My son’s history with Christmas pageants has not been exactly merry.
It all started when he was only six months old. A church in Seattle asked if they could “borrow” him to represent the baby Jesus in the scene where the Three Wise Men come bearing gifts. The first issue came when I thought that they had a costume for him and they thought I’d provide one. So, “Jesus” wore a white turtleneck and gray Osh Kosh overalls. Plus, he was having NOTHING to do with being swaddled!
The next issue came when he decided he didn’t like the lovely lady who was playing Mary. We could hear him bellowing from the audience before he was even carried onstage. And, apparently gold, frankincense and myrrh didn’t thrill him either because he continued his caterwauling after the Magi arrived. I’m quite sure the real Jesus was wayyyy more appreciative!

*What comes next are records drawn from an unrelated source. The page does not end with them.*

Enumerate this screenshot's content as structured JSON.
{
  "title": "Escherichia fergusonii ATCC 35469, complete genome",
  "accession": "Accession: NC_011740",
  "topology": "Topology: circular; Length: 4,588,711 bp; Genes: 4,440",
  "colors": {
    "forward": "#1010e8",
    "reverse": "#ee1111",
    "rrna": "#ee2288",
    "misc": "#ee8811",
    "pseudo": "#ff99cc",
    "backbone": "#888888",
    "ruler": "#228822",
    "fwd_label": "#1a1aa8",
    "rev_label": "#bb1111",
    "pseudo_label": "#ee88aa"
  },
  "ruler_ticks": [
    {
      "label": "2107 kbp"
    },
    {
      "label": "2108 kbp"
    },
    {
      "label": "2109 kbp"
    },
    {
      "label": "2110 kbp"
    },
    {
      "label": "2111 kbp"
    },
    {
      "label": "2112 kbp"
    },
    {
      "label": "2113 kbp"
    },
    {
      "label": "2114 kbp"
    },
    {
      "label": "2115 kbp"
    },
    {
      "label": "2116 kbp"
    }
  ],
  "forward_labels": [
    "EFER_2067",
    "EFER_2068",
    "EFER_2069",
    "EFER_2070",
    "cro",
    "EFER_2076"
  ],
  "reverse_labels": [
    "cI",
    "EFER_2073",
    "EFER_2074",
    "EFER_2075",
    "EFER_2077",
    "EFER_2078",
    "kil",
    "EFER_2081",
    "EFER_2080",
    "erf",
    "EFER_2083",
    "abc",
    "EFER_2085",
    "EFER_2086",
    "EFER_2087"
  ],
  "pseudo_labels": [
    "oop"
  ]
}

The next pageant fiasco occurred when my son was 2 ½. At the time, we attended a very stiff and staid church. Their Christmas programs were traditional and didn’t deviate from one year to the next. Until … my son showed up.
The older kids were naturally cast in the important parts and the young ones were angels and shepherds. All the “littles” had to do was walk across the stage and stand behind the Nativity scene. Easy! What could go wrong?
First, my son got stage fright and announced right before the service that he did not want to be a shepherd after all. I said, “Oh, no, Mommy is so sad, I wanted to take your picture up on stage.” Which I thought was brilliant because my son very grudgingly agreed to follow his “angel” sisters to their designated spot behind the manger.
Everything started well. Mary, Joseph and the animals all filed serenely onto the stage. My daughters, in cardboard wings and crooked halos, stood in their assigned spots too. And, then my son walked to the very center of the stage and stood, blocking everyone, right in the spotlight. He cupped his little hands over his eyes (now blinded by the floodlight) and in a loud stage whisper began calling me: “Mom? Mommmm! Take my picture!” So much for my brilliant ideas.
His sisters were horrified and began hissing at him to get to his spot. “No!” he yelled, “Mom has to take my picture!” And, my three began fighting on stage. The girls were looking at me for help to try and get their little brother to his assigned place, and my son was equally determined to stay in place until I took that darn picture I told him I wanted. I finally had to slither out of my seat and snap a quick picture so the show could continue. It was mortifying. Especially when I looked around at the stern, unsmiling faces around me. We left that church soon after and I doubt anyone missed us!
The third (and thankfully last!) Christmas pageant was when my son was in Pre-K. He was chosen to be Joseph. He told me once again that he had no intention of going on stage and this time he didn’t care if I wanted a picture or not!
I spent the next week talking about what an honor it was to be chosen to be Joseph. I told him about Joseph’s amazing story and how very important he was. My little son was duly impressed and finally agreed to do his part.
The day of the Christmas program arrived. The aisle down to the stage was a long one and I heard the chuckles before my son came into sight. Mary was adorable, all wrapped in blue sheets and smiling sweetly. The cutest little guy in a donkey suit was crawling next to her. And, there was Joseph, scowling like he was being led to execution! Once onstage, he crossed his arms in defiance and continued scowling at everyone and everything in his sight. Yeah, take a picture of THIS, mom!
At least this time the audience laughed.
After that year, participation in the Christmas plays was voluntary and my son retired from his life as an “actor”. And, every time they sent the sign-up notices home for Christmas Pageant try-outs, I crumpled them up and took great joy in throwing them in the garbage can!
What about you? Do you have any good Christmas Play stories? PLEASE tell me I’m not the only one!